# Terrarium plants



## fish_lover0591 (Jan 11, 2007)

What plants would be able to be grown emersed in a terrarium successfully?


----------



## HeyPK (Jan 23, 2004)

Practically all the aquarium plants except those that can only be grown submersed or have floating leaves such as lilies (Vallisneria, Elodea, Egeria, Najas, Ceratophyllum, Myriophyllum, Nymphaea, Aponogeton, Cabomba, Lagarosiphon, Hydrotriche, Potamogeton, Tonina).


----------



## mrbelvedere138 (Jan 18, 2006)

I thought Toninas could be grown emersed like other _Eriocaulaceae_.


----------



## HeyPK (Jan 23, 2004)

I was just guessing by looking at the Toninas. I have never had them. Particularly, the long-leaved ones just don't look like they could be grown emersed.


----------



## Jubs (Mar 24, 2006)

Go to the plantfinder and click on the search option "can be grown emersed". Most of the list above can actually be grown emersed.


----------



## HeyPK (Jan 23, 2004)

> Go to the plantfinder and click on the search option "can be grown emersed". Most of the list above can actually be grown emersed.

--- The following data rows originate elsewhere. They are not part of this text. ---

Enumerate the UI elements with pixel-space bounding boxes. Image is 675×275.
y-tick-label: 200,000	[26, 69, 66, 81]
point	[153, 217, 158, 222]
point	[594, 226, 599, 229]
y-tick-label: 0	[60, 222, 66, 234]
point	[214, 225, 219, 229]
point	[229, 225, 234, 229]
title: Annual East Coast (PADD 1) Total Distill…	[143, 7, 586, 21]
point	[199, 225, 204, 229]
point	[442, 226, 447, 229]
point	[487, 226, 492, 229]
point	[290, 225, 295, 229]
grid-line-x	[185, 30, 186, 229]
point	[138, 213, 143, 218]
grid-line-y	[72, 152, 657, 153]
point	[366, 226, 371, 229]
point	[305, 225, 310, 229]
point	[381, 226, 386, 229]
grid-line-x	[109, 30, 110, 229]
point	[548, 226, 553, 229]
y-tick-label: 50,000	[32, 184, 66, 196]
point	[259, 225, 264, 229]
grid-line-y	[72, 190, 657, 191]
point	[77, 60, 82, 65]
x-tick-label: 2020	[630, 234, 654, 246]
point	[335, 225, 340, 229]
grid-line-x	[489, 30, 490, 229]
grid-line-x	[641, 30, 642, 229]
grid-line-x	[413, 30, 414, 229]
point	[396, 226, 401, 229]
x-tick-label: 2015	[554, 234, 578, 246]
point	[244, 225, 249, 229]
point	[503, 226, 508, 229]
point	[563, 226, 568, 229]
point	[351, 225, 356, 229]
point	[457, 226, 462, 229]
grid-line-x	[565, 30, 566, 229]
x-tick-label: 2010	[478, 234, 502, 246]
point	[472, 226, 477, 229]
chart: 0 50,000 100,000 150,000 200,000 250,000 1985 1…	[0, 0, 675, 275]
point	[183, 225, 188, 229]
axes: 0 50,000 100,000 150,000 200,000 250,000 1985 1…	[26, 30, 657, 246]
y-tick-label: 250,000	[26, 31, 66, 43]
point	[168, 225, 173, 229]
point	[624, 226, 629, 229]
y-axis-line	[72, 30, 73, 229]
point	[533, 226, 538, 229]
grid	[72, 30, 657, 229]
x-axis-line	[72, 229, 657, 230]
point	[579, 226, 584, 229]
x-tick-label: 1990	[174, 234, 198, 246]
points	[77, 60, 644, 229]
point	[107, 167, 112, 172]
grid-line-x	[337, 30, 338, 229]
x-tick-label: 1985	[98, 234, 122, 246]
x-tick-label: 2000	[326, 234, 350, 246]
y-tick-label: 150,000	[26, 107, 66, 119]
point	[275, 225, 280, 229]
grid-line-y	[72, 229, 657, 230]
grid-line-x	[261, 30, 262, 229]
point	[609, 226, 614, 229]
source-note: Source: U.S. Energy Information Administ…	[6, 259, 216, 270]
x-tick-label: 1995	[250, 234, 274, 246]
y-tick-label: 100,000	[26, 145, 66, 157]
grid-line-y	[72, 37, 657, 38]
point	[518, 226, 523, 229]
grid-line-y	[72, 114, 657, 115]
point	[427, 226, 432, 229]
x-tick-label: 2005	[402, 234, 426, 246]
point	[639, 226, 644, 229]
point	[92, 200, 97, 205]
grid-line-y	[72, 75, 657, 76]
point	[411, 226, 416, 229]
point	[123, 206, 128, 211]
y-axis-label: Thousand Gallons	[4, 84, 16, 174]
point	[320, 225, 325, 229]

That is not true. _Aponogeton madascariensis_ is the only Aponogeton that is listed as being able to grow emerse. It shouldn't be. Some of the Myriophyllums are on the emerse list that should not be there. The only Myriophyllum that Kasselmann says is amphibious is _M aquaticum_. Of the 13 genera on my list, only the Tononas are a mistake. Of the Myriophyllums, only _M. aquaticum_ would be good for a terrarium.


----------



## fish_lover0591 (Jan 11, 2007)

Awesome ! thats great news.


----------



## apistaeasy (Jul 16, 2004)

The real challenged with growing emersed plants is maintaining high humidity. You need to find a way to continue satisfying the plant's need for water.


----------